Through it all, Misti has been grateful for the love and support of her wife, Yvette. The yin to Misti’s yang, Yvette is quiet strength with endless generosity and compassion. “She’s my rock,” Misti says. “I’ve never met anyone else like her. Her love is unconditional.” Misti and Yvette support Tour for the Cure together, an organization that promotes diabetes research. They also swim and raise money every year for Swim Across America, a national nonprofit that raises funds for cancer research. She learned how to swim in 2013 and set her sights on swimming one mile in open water while raising $500. The journey wound up inspiring her to swim three miles and raise $3K just 15 weeks after learning. “The progress was infectious,” she recalls. “The next year, I decided to swim five miles and raise $5K. In September, I will swim three miles without a swim angel guiding my way, and raise $6K. The money goes to the Children’s Cancer Center at Johns Hopkins, and goes toward my goal of building courage and community. It’s something I really love to do.”

Misti is also heavily involved in MissionFit, a new nonprofit in Baltimore, Maryland that provides a safe space for the city’s at-risk youth to discover their greatness through fitness. Students self-select into the program and show up for workouts and other life-enhancing skills. The nonprofit was founded by Wendy Wolock, who is committed to changing the lives of Baltimore’s inner city youth by providing avenues for building physical and emotional strength to these remarkable kids. “She’s doing really amazing work there, and I’m honored to be a part of it,”
Misti says.

In advising young people entering the working world today, Misti underscores the importance of listening to your own intuition and common sense, seeking alternatives when you get a piece of advice that doesn’t feel right. “When I was doing those 150 informational interviews, one guy told me that if I wanted to work in organizational development, I needed to go back to school and get a degree in that field, and then start at the very bottom at a company like Marriott,” she recounts. “That sounded so wrong to me, and of course I didn’t do that. Fast forward several months, my first major corporate client was Marriott. I didn’t need to go back and do all that—what I had to do was just start, period. When people say things, I remember that if it doesn’t resonate with me, it probably isn’t right.”

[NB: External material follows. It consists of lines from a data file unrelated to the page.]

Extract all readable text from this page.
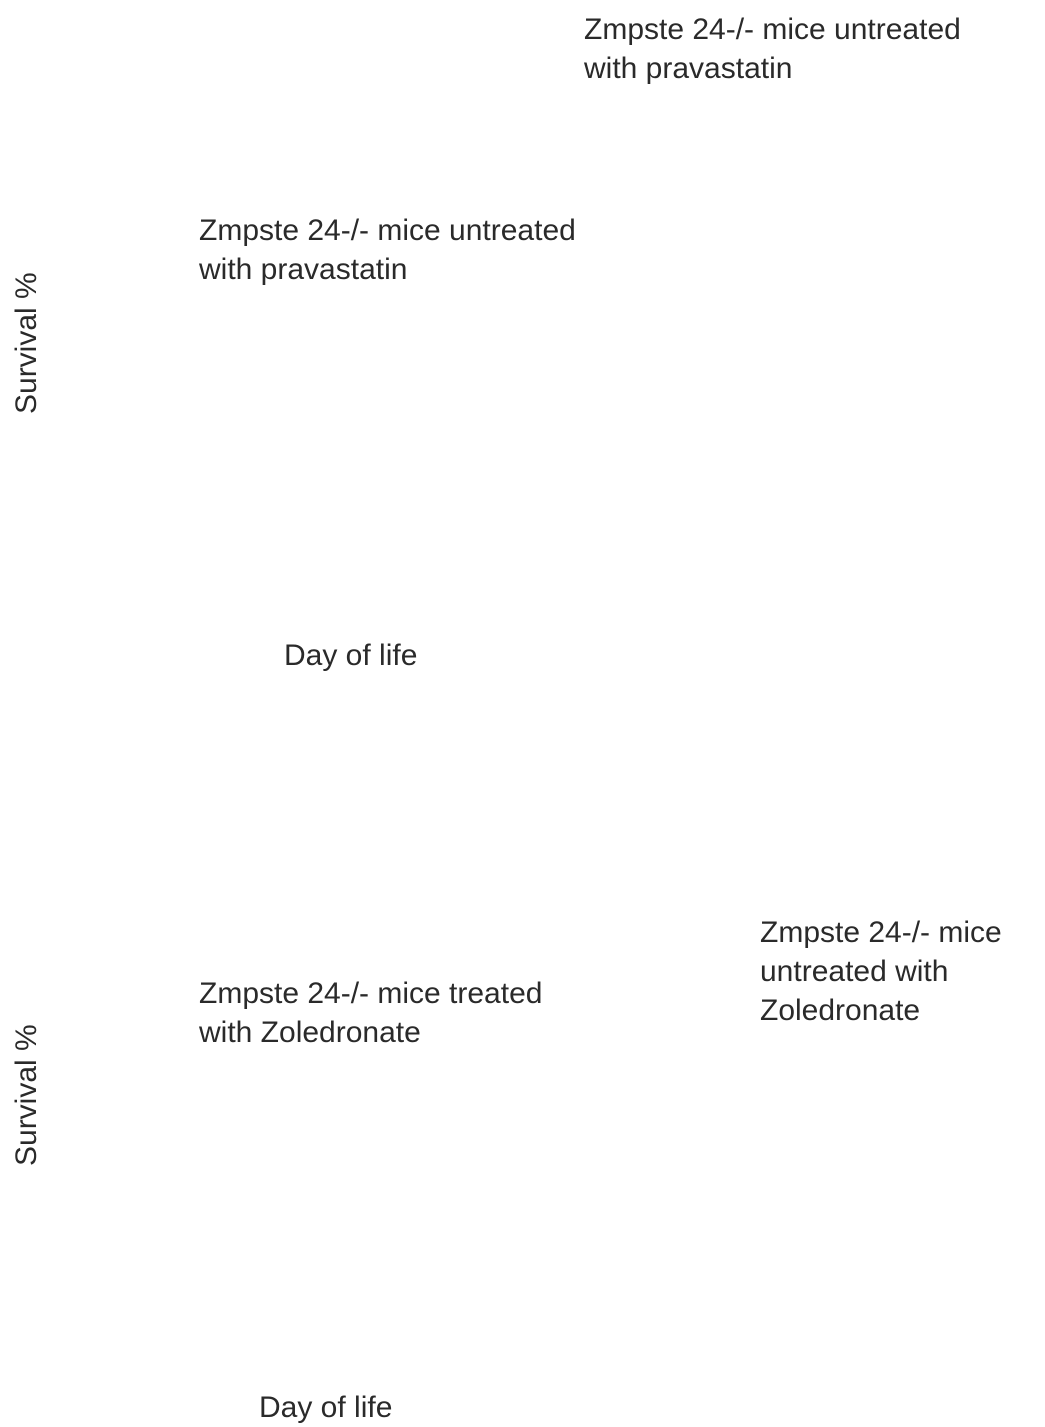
Zmpste 24-/- mice untreated
with pravastatin
Zmpste 24-/- mice untreated
with pravastatin
Survival %
Day of life
Zmpste 24-/- mice treated
with Zoledronate
Zmpste 24-/- mice
untreated with
Zoledronate
Survival %
Day of life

Looking back on her journey so far, Misti is most proud of who she’s become, and who she has helped others to become in the process. Indeed, it’s never easy to take off the masks we wear. But if we’re ever to face the day fully, as ourselves, we must engage in the soul-stirring work of knowing, accepting, and revealing our true selves. It’s a labor of courage done for the betterment of our relationships with business partners, employees, friends, and family. Ultimately, and most importantly, it’s for the betterment of our relationships with ourselves.

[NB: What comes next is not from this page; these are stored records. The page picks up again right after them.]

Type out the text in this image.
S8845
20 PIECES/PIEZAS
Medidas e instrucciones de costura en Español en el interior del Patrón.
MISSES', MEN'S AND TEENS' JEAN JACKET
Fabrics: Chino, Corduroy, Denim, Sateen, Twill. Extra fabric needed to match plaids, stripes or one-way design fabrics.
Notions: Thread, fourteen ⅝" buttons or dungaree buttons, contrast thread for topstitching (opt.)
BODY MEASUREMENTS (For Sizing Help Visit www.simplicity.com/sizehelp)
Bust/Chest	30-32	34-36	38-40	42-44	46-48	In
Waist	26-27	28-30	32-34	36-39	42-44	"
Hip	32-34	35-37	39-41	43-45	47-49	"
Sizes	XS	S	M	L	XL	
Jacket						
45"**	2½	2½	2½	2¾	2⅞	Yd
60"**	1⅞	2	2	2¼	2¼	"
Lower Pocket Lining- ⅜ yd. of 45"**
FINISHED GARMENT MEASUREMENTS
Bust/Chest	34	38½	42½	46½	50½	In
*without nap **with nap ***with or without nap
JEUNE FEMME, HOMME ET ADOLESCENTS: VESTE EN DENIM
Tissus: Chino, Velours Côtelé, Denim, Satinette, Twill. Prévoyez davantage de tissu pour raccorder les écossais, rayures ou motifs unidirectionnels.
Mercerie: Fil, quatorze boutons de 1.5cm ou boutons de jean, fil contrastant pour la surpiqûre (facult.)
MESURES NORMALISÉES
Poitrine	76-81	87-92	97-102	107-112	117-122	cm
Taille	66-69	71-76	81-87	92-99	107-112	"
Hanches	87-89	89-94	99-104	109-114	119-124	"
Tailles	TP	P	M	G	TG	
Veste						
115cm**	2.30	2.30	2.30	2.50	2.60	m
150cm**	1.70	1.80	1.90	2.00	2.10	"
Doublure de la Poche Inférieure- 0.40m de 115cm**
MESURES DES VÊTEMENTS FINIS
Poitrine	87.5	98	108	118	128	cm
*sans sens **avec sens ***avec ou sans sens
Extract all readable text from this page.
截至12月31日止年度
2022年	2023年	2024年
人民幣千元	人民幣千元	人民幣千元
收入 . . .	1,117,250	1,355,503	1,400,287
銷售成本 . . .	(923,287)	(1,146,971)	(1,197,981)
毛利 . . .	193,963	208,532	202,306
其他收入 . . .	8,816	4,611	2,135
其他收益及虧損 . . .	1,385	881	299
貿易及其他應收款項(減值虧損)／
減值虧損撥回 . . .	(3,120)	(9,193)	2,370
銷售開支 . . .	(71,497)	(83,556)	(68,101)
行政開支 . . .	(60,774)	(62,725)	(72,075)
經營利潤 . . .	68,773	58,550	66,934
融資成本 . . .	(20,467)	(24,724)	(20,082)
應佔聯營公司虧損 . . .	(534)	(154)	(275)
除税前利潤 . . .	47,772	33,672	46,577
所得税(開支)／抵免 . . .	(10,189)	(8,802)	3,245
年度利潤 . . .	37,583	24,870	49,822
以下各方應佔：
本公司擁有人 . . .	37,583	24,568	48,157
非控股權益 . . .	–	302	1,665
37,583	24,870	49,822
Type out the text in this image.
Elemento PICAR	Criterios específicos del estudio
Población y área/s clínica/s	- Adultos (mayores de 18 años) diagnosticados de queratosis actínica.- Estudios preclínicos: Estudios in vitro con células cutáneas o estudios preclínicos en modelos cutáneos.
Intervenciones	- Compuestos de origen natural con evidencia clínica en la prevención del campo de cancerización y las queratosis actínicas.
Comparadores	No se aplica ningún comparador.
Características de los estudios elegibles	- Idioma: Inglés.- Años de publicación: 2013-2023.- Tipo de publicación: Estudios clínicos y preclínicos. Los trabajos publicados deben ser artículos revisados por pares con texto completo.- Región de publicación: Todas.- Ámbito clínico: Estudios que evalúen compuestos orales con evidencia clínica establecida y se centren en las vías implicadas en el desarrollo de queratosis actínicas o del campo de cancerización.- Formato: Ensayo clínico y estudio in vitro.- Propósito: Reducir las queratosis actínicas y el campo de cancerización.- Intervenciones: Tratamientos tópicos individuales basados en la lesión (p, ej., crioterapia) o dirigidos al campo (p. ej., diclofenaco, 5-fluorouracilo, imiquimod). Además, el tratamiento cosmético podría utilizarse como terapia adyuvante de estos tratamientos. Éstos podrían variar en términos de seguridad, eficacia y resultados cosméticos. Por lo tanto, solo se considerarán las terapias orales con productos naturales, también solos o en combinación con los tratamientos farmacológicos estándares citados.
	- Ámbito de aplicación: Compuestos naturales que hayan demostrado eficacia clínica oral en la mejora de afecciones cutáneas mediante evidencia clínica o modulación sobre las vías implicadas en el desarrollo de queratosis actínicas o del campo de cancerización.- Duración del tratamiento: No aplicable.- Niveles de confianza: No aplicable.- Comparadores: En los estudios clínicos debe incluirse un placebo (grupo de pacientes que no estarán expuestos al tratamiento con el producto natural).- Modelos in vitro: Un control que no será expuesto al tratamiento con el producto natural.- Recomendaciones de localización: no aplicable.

At its essence, seeing greatness in ourselves and in others takes a special, almost sacred kind of observation. “A million small defining moments happen every day for me,” Misti says. “Always, I’m watching others—and myself—say and do things that profoundly affect the people around them, in ways they might not ever notice. I notice. Every moment teaches me how I want to be, and how I don’t want to be. People often talk about mentoring as if it’s this process with defined contours, separate from daily living. But for me, it’s almost as if the world is constantly mentoring me, every second, all the time. You just have to be aware of it. When you do, every instant of every day is an opportunity to grow.”